Berdasarkan kewenangan yang diberikan oleh Undang-undang tersebut [baca : "badan-badan tertentu untuk memungut pajak”] kemudian di dibuatkan Keputusan Menteri Keuangan [KMK] No. 392/KMK.03/2001. Sebenarnya KMK ini merupakan perubahan KMK No. 254/KMK.03/2001 tetapi di KMK ini dan sebelumnya, eksportir belum ditetapkan sebagai pemungut. Praktis, eksportir tertentu sebagai pemungut dimulai sejak tahun Juli 2001 dengan ditetapkannya Pasal I angka 2 Keputusan Menteri Keuangan No. 392/KMK.03/2001 yang berbunyi :Menambah ketentuan baru dalam Pasal 1 yaitu butir 7 yang berbunyi sebagai berikut:"7. Industri dan eksportir yang bergerak dalam sektor perhutanan, perkebunan, pertanian, dan perikanan, yang ditunjuk oleh Kepala Kantor Pelayanan Pajak, atas pembelian bahan-bahan untuk keperluan industri atau ekspor mereka dari pedagang pengumpul".

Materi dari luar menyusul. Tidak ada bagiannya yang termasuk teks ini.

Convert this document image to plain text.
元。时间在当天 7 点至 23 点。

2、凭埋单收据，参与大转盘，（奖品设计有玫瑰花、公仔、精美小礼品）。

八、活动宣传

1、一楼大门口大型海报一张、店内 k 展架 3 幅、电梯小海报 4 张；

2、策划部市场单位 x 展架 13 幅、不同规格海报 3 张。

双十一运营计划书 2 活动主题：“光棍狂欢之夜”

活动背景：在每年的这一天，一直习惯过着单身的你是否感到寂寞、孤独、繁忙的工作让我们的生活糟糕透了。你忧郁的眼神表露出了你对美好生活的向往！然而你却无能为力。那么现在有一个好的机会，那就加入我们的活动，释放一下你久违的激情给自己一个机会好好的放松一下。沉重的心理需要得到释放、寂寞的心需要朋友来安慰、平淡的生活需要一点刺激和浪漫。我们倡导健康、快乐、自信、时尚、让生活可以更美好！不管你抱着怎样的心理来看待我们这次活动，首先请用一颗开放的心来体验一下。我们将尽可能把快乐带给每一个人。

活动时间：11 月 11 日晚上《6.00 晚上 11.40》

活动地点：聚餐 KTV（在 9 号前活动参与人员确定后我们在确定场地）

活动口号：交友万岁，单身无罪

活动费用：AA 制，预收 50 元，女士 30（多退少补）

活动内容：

Tetapi Keputusan Menteri Keuangan No. 392/KMK.03/2001 ini tidak menyebutkan besaran tarif PPh Pasal 22. Kewenangan menentukan tarif kemudian didelegasikan kepada Direktur Jenderal Pajak. Berdasarkan kewenangan yang diberikan Pasal I angka 3 Tetapi Keputusan Menteri Keuangan No. 392/KMK.03/2001 kemudian Direktur Jenderal Pajak menerbitkan Keputusan Direktur Jenderal Pajak No. KEP- 523/PJ./2001 dan menetapkan tarif PPh Pasal 22 atas penghasilan pedagang pengumpul sebesar 1,5%. Berikut bunyi Pasal 2 Keputusan Direktur Jenderal Pajak No. KEP- 523/PJ./2001 :Besarnya Pajak Penghasilan Pasal 22 yang wajib dipungut atas pembelian bahan-bahan untuk keperluan industri atau ekspor oleh pemungut sebagaimana dimaksud dalam Pasal 1 ayat (1) sebesar 1,5 % (satu koma lima persen) dari harga pembelian.
Besaran tarif ini kemudian dirubah lagi dengan Keputusan Direktur Jenderal Pajak No. KEP - 25/PJ/2003 menjadi 0,5% saja. Keputusan Direktur Jenderal Pajak [Kepdirjen] ini khusus hanya mengubah tarif dan berlaku surut sejak 2 Januari 2003 [ditetapkan 31 Januari 2003].
Sejak 12 Maret 2009, besaran tarif ini kemudian dirubah kembali menjadi 0,25% berdasarkan Peraturan Direktur Jenderal Pajak No. PER-23/PJ./2009. Objek PPh Pasal 22 ini adalah penghasilan pedagang pengumpul. Sedangkan pemungut PPh Pasal 22 ini adalah industri dan ekportir di sektor Perhutanan, Perkebunan, Pertanian, dan Perikanan.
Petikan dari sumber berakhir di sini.